A few weeks ago, Bob Costas moderated a debate on the proposition that, “We should accept performance-enhancing drugs in competitive sports.” NPR has the completed, unedited debate in streaming media format on this page, or you can download a PDF transcript of the debate (PDF).
On the Reason magazine blog, debate participant Radley Balko describes a bit of the debate from his point of view, noting that at least when it comes to safety issues, performance enhancing drugs like steroids are far safer than other things that top tier athletes are regularly required to do to their bodies in order to meet the requirements of their particular sport,
[Sportscaster George] Michael also took offense to a comparison I made between the relatively modest risks of steroids and HGH and the other health risks other athletes take to excel. The example I used was horseracing, where the athletes subject themselves to sweat boxes, diuretics, eating disorders, and all sorts of other damaging weight-control techniques. Michael, a horse breeder, was offended that I’d make such accusations—until he realized I was talking about the jockeys, not the horses. Oddly, that didn’t seem to bother him as much.

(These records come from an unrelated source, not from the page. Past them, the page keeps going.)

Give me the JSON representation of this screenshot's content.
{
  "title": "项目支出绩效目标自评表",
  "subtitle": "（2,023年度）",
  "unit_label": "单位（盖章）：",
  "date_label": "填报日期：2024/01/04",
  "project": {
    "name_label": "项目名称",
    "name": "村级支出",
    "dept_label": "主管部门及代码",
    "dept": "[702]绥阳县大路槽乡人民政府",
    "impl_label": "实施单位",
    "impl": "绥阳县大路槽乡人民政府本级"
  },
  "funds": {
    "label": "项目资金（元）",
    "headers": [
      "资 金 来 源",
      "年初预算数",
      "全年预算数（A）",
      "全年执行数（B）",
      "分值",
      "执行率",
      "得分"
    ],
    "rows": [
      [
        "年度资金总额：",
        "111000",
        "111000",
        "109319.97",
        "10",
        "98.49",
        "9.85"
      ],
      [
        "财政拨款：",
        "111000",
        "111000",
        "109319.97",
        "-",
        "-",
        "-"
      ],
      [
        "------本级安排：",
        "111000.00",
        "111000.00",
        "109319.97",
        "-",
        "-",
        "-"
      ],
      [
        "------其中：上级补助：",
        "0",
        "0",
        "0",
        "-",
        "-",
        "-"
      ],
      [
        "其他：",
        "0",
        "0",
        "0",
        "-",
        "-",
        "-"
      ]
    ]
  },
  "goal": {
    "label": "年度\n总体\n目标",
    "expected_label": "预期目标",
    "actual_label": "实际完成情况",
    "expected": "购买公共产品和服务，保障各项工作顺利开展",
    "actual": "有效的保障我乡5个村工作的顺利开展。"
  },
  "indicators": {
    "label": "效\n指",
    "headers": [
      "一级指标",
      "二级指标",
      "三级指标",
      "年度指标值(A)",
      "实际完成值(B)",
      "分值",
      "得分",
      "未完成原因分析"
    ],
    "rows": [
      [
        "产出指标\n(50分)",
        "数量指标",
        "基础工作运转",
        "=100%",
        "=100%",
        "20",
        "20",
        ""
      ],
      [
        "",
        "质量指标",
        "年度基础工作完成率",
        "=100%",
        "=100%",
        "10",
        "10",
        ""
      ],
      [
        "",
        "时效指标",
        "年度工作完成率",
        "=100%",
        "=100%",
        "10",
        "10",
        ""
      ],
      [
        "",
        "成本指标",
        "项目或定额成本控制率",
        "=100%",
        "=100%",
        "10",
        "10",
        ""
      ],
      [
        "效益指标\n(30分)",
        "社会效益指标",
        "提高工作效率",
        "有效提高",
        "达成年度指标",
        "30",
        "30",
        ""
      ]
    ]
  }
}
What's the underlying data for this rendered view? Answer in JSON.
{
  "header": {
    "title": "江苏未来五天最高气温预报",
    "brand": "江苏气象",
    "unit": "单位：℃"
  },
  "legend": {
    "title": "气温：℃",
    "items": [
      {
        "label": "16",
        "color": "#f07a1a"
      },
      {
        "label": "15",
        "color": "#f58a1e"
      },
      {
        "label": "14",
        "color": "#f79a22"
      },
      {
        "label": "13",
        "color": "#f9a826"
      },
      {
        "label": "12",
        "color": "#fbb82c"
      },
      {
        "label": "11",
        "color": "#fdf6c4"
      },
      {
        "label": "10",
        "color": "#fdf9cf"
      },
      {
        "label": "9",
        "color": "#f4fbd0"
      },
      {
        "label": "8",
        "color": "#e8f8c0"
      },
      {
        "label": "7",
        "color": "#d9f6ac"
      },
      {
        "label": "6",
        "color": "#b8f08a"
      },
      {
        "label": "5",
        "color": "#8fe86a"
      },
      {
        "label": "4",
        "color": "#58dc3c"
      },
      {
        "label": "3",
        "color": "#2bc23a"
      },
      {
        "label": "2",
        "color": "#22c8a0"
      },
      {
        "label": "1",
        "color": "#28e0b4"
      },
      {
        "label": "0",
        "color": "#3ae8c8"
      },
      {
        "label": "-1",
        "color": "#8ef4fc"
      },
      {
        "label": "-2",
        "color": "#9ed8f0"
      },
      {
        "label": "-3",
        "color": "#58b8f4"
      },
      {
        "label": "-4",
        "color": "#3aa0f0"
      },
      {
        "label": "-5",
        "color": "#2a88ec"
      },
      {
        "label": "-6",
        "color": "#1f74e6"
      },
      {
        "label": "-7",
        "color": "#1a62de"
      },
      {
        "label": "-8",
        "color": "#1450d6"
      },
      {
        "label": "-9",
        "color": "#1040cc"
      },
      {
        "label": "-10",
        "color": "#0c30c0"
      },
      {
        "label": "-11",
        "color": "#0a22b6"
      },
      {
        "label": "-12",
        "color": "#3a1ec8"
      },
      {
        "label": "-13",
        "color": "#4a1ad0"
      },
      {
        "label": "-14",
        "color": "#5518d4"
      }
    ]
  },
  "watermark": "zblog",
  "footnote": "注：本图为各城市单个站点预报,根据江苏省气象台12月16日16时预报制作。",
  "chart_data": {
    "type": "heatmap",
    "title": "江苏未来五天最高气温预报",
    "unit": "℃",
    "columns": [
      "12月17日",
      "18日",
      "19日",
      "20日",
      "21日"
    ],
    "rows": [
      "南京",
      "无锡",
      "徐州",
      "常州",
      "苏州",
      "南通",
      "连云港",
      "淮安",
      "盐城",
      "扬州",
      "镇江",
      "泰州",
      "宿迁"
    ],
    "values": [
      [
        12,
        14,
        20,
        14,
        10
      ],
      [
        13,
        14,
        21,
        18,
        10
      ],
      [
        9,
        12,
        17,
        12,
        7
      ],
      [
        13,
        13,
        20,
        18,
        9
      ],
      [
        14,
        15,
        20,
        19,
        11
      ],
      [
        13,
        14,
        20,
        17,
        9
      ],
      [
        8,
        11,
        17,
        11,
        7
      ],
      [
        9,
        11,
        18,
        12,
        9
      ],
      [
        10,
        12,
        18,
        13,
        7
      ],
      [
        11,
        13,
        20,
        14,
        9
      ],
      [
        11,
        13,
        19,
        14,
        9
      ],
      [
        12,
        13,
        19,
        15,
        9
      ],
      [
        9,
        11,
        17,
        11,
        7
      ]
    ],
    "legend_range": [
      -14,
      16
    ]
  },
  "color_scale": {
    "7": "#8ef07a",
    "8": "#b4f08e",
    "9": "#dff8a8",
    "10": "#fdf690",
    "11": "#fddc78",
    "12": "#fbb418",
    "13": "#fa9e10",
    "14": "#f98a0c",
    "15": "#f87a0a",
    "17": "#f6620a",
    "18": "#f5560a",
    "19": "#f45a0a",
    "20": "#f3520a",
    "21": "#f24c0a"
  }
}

Dr. Norman Frost put that argument more explicitly in the debate, which NPR features in a pull quote on its page,
I ask you in the audience to quickly name, in your own minds, a single elite athlete who’s had a stroke or a heart attack while playing sports. It’s hard to come up with one. Anabolic steroids do have undesirable side effects: acne, baldness, voice changes … infertility. But sport itself is far more dangerous, and we don’t prohibit it. The number of deaths from playing professional football and college football are 50 to 100 times higher than even the wild exaggerations about steroids. More people have died playing baseball than have died of steroid use.
In general, the argument against allowing performance enhancing drugs in sports tend to lack any coherence. Rather, people who complain about performance enhancing drugs seem to have the same sort of visceral reaction as people of a different era had when anesthesia became widely used to alleviate pain during childbirth — it just violates widely held moral intuitions that amount to one society-wide “ick” at the thought of athletes explicitly modifying their body chemistry with drugs in order to achieve better performance.
It just seems wrong, even if the arguments against it aren’t all that logically consistent.